# Monitor erkennt plötzlich kein Signal mehr...



## Davedavidsen (3. Juni 2018)

*Monitor erkennt plötzlich kein Signal mehr...*

Hallo liebe Community, ich hoffe ihr könnt mir helfen... also mein Problem ist folgendes : Ich kaufte mir einen PC, Monitor hatte ich bereits zuhause (handelt sich um den LG Flatron W2242T-SF), alles gut, habe 1 Monat ca problemfrei diesen benutzen können. Von Jetzt auf gleich, nachdem ich den PC ausgeschaltet habe und am nächsten Tag diesen wieder angeschaltet hab, sagt der Monitor mir "Check Signal Cable". Ich startete den PC öfters neu und irgendwann funktionierte es wieder?! Nun ein paar Wochen später, wieder das gleiche "Check Signal Cable". Ich habe meinen PC an meinen Fernseher via HDMI-Kabel verbunden, hier funktioniert alles einwandfrei... Der Monitor hat keinen HDMI-Anschluss also benutze ich Ein VGA zur HDMI Buchse, heißt, Am Monitor ist das VGA Kabel dran endet aber in einer Buchste für den HDMI Anschluss. Das HDMI-Kabel wird dann mit dem PC verbunden.
Ich weiß leider nicht wo das Kernproblem liegt, daher hoffe ich ihr könnt mir etwas weiterhelfen. Wenn Fragen entstehen einfach fragen...

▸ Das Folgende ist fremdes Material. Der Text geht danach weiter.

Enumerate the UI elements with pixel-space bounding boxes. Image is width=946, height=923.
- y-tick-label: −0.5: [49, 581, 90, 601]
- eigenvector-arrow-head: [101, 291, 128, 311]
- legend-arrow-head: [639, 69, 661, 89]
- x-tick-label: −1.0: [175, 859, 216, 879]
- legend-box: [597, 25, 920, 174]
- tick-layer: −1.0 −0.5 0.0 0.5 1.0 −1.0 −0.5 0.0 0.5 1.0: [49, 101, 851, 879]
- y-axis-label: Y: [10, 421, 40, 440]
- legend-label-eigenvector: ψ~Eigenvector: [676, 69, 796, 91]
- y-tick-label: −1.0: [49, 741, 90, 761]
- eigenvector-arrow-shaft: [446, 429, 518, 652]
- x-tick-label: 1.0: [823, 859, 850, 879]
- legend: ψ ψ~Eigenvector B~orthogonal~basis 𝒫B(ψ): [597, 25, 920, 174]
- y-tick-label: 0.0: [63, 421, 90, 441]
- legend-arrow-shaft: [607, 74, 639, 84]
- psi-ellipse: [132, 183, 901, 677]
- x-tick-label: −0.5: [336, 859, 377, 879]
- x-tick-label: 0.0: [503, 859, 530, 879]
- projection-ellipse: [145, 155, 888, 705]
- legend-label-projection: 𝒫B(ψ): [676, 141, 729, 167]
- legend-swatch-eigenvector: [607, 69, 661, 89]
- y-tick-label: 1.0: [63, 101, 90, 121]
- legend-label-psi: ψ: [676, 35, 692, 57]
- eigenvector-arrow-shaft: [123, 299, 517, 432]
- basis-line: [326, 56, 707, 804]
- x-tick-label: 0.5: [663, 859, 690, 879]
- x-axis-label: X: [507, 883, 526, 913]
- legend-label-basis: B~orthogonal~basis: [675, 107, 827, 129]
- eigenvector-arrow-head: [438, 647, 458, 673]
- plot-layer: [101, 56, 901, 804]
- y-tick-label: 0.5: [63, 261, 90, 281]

PC Daten die relevant sein könnten:
NVIDIA Geforce GTX 970
Monitor : LG Flatron W2242T-SF


----------



## Torben456 (3. Juni 2018)

*AW: Monitor erkennt plötzlich kein Signal mehr...*

Vielleicht hat das Anschlusskabel einen Defekt oder ein Wackelkontakt, der Adapter kann ebenfalls kaputt sein. 
Wenn du das alles ausgetauscht hast und es immer noch Probleme bereitet, liegt es am Monitor, da es ja am TV ohne Probleme funktioniert.


----------



## Davedavidsen (3. Juni 2018)

*AW: Monitor erkennt plötzlich kein Signal mehr...*

Ich versuche mal, den Adapter zu wechseln...
Danke für die schnelle Antwort


----------



## Davedavidsen (3. Juni 2018)

*AW: Monitor erkennt plötzlich kein Signal mehr...*

Also, ich habe das Problem entdeckt, es liegt wahrscheinlich am Adapter... habe meinen PC und Monitor nun regulär über VGA verbunden. Aber da kam die nächste Baustelle, ein paar Minuten in Benutzung, hängt der PC sich auf und es freezt alles

Irgendjemand eine Idee?


----------



## Eol_Ruin (3. Juni 2018)

*AW: Monitor erkennt plötzlich kein Signal mehr...*

Bitte das komplette System angeben incl Netzteil.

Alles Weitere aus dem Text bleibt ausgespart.